Der hölzerne Drehhocker vor dem schmalen Schreibtisch knarzt, weil ich mich schwungvoll darauf fallen lasse. Normalerweise benutze ich den Computer nur, um Bestellungen zu machen oder Rechnungen zu schreiben. Jetzt rufe ich Google auf und suche nach Räumlichkeiten, die man mieten kann. Ich muss mir schnellstens einen Überblick über den aktuellen Immobilienmarkt verschaffen – wobei ich ahne, dass es schwer wird. London platzt aus allen Nähten. Das weiß die ganze Welt.
Die Suche nach »Künstlerateliers London« ergibt keine Ergebnisse. Auch leere Büroräume finden sich nicht – außer, ich möchte gleich dreihundert Quadratmeter mieten. Seufzend streiche ich mir über das Gesicht und verteile Lehmstaub im Auge, den ich an den Händen hatte. Fluchend reibe ich mit dem Handballen, bis mein Auge nicht mehr brennt, dafür bestimmt aussieht, als hätte ich einen Heulkrampf gehabt. Gut, sicher bekomme ich den heute noch, wenn das so weitergeht.
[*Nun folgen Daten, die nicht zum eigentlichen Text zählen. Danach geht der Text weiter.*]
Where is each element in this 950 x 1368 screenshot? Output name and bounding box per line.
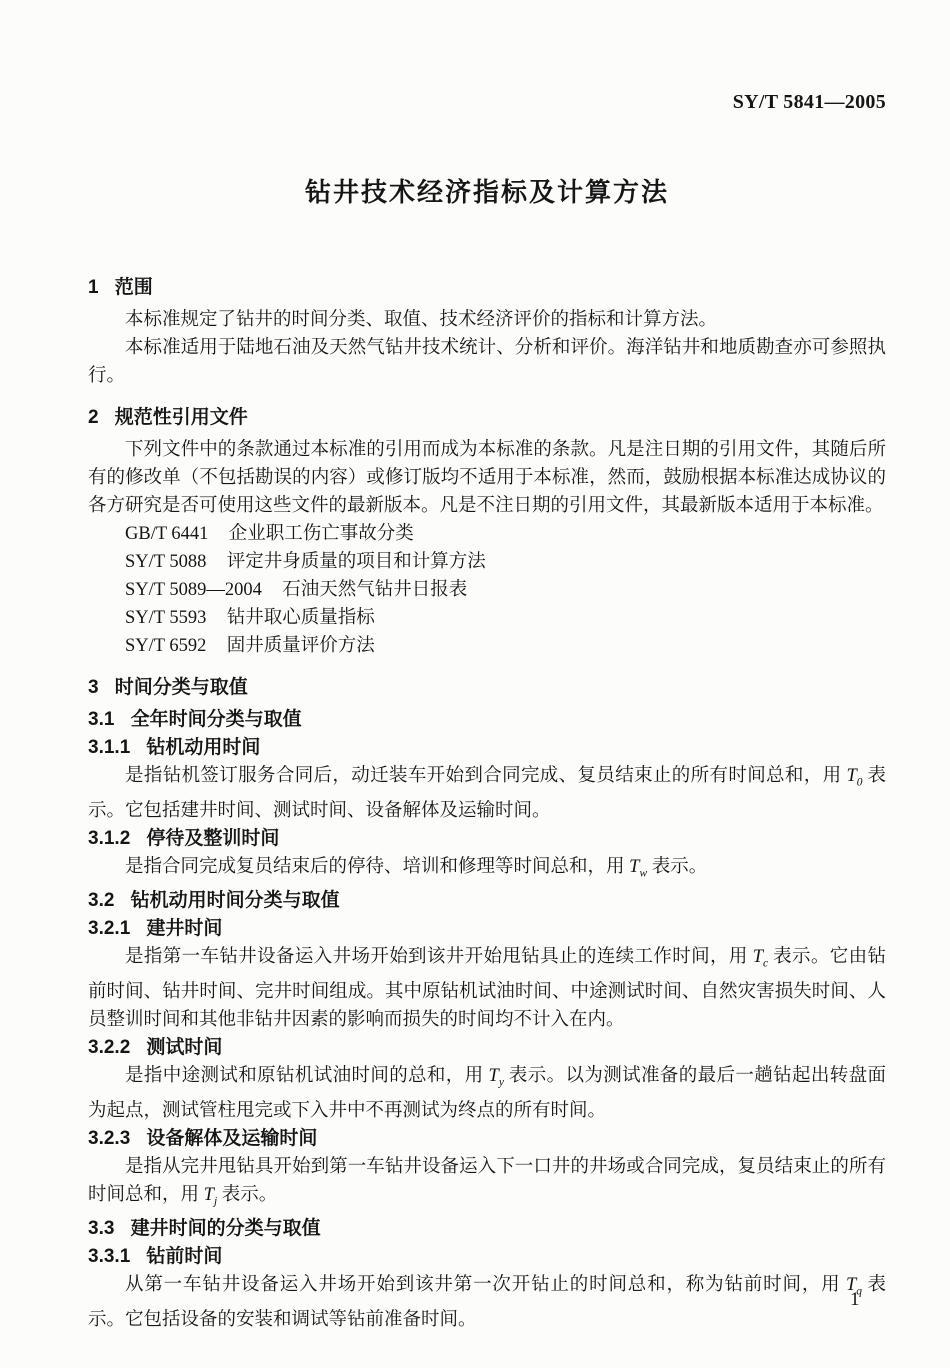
section-label: 钻机动用时间分类与取值 bbox=[131, 890, 340, 911]
section-number: 3.2.2 bbox=[88, 1037, 130, 1058]
reference-code: GB/T 6441 bbox=[125, 524, 208, 544]
section-label: 停待及整训时间 bbox=[146, 828, 279, 849]
section-number: 3.2 bbox=[88, 890, 114, 911]
section-number: 3.2.1 bbox=[88, 918, 130, 939]
paragraph: 是指合同完成复员结束后的停待、培训和修理等时间总和，用 Tw 表示。 bbox=[88, 853, 886, 888]
section-label: 全年时间分类与取值 bbox=[131, 709, 302, 730]
page-number: 1 bbox=[850, 1286, 860, 1314]
paragraph: 本标准规定了钻井的时间分类、取值、技术经济评价的指标和计算方法。 bbox=[88, 306, 886, 334]
document-page: SY/T 5841—2005 钻井技术经济指标及计算方法 1范围 本标准规定了钻… bbox=[0, 0, 950, 1368]
section-label: 测试时间 bbox=[146, 1037, 222, 1058]
reference-title: 企业职工伤亡事故分类 bbox=[229, 524, 414, 544]
reference-code: SY/T 5089—2004 bbox=[125, 580, 262, 600]
section-number: 1 bbox=[88, 277, 99, 298]
section-number: 3.1.1 bbox=[88, 737, 130, 758]
paragraph: 是指第一车钻井设备运入井场开始到该井开始甩钻具止的连续工作时间，用 Tc 表示。… bbox=[88, 943, 886, 1034]
heading-standby-training-time: 3.1.2停待及整训时间 bbox=[88, 825, 886, 853]
paragraph: 是指中途测试和原钻机试油时间的总和，用 Ty 表示。以为测试准备的最后一趟钻起出… bbox=[88, 1062, 886, 1125]
section-number: 3.1.2 bbox=[88, 828, 130, 849]
heading-normative-references: 2规范性引用文件 bbox=[88, 404, 886, 432]
section-label: 时间分类与取值 bbox=[115, 677, 248, 698]
heading-testing-time: 3.2.2测试时间 bbox=[88, 1034, 886, 1062]
heading-equipment-teardown-transport-time: 3.2.3设备解体及运输时间 bbox=[88, 1125, 886, 1153]
reference-item: SY/T 5088评定井身质量的项目和计算方法 bbox=[125, 548, 886, 576]
heading-well-construction-time: 3.2.1建井时间 bbox=[88, 915, 886, 943]
reference-item: SY/T 5593钻井取心质量指标 bbox=[125, 604, 886, 632]
heading-pre-drilling-time: 3.3.1钻前时间 bbox=[88, 1243, 886, 1271]
reference-code: SY/T 5593 bbox=[125, 608, 206, 628]
section-label: 建井时间 bbox=[146, 918, 222, 939]
section-number: 3.3.1 bbox=[88, 1246, 130, 1267]
standard-code: SY/T 5841—2005 bbox=[88, 90, 886, 114]
heading-scope: 1范围 bbox=[88, 274, 886, 302]
section-number: 3.1 bbox=[88, 709, 114, 730]
paragraph: 从第一车钻井设备运入井场开始到该井第一次开钻止的时间总和，称为钻前时间，用 Tq… bbox=[88, 1271, 886, 1334]
reference-code: SY/T 6592 bbox=[125, 636, 206, 656]
heading-rig-time-classification: 3.2钻机动用时间分类与取值 bbox=[88, 887, 886, 915]
paragraph: 下列文件中的条款通过本标准的引用而成为本标准的条款。凡是注日期的引用文件，其随后… bbox=[88, 436, 886, 520]
paragraph: 是指钻机签订服务合同后，动迁装车开始到合同完成、复员结束止的所有时间总和，用 T… bbox=[88, 762, 886, 825]
reference-title: 固井质量评价方法 bbox=[227, 636, 375, 656]
section-number: 3.2.3 bbox=[88, 1128, 130, 1149]
document-title: 钻井技术经济指标及计算方法 bbox=[88, 172, 886, 212]
heading-annual-time: 3.1全年时间分类与取值 bbox=[88, 706, 886, 734]
heading-well-construction-classification: 3.3建井时间的分类与取值 bbox=[88, 1215, 886, 1243]
reference-code: SY/T 5088 bbox=[125, 552, 206, 572]
section-number: 2 bbox=[88, 407, 99, 428]
references-list: GB/T 6441企业职工伤亡事故分类 SY/T 5088评定井身质量的项目和计… bbox=[88, 520, 886, 660]
heading-rig-utilization-time: 3.1.1钻机动用时间 bbox=[88, 734, 886, 762]
section-label: 范围 bbox=[115, 277, 153, 298]
section-number: 3.3 bbox=[88, 1218, 114, 1239]
reference-title: 评定井身质量的项目和计算方法 bbox=[227, 552, 486, 572]
section-label: 钻前时间 bbox=[146, 1246, 222, 1267]
section-scope: 1范围 本标准规定了钻井的时间分类、取值、技术经济评价的指标和计算方法。 本标准… bbox=[88, 274, 886, 390]
section-label: 钻机动用时间 bbox=[146, 737, 260, 758]
reference-title: 钻井取心质量指标 bbox=[227, 608, 375, 628]
section-label: 规范性引用文件 bbox=[115, 407, 248, 428]
reference-item: SY/T 5089—2004石油天然气钻井日报表 bbox=[125, 576, 886, 604]
reference-title: 石油天然气钻井日报表 bbox=[282, 580, 467, 600]
paragraph: 本标准适用于陆地石油及天然气钻井技术统计、分析和评价。海洋钻井和地质勘查亦可参照… bbox=[88, 334, 886, 390]
reference-item: GB/T 6441企业职工伤亡事故分类 bbox=[125, 520, 886, 548]
section-normative-references: 2规范性引用文件 下列文件中的条款通过本标准的引用而成为本标准的条款。凡是注日期… bbox=[88, 404, 886, 660]
paragraph: 是指从完井甩钻具开始到第一车钻井设备运入下一口井的井场或合同完成，复员结束止的所… bbox=[88, 1153, 886, 1216]
section-time-classification: 3时间分类与取值 3.1全年时间分类与取值 3.1.1钻机动用时间 是指钻机签订… bbox=[88, 674, 886, 1334]
reference-item: SY/T 6592固井质量评价方法 bbox=[125, 632, 886, 660]
heading-time-classification: 3时间分类与取值 bbox=[88, 674, 886, 702]
section-label: 建井时间的分类与取值 bbox=[131, 1218, 321, 1239]
section-number: 3 bbox=[88, 677, 99, 698]
section-label: 设备解体及运输时间 bbox=[146, 1128, 317, 1149]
Nachdem ich mehrere Onlineseiten für Immobilien geöffnet und zwei Stunden gesucht habe, muss ich mit Ernüchterung feststellen, dass es keine Ateliers gibt, die zu mir passen. Entweder liegen sie weit außerhalb meines Budgets oder in einem Keller, was für mich nicht infrage kommt, weil es bei mir staubig ist und ich lüften muss. Ratlos sitze ich auf dem Töpferhocker, drehe mich im Kreis und ärgere mich darüber, dass ich heute nichts geschafft habe. Der Brief hat alles durcheinander geworfen. Eigentlich wollte ich die Tassen fertig bemalen und am Nachmittag den Brennofen anschmeißen. Über den Onlineshop habe ich neue Bestellung reinbekommen und die müssen heute noch raus.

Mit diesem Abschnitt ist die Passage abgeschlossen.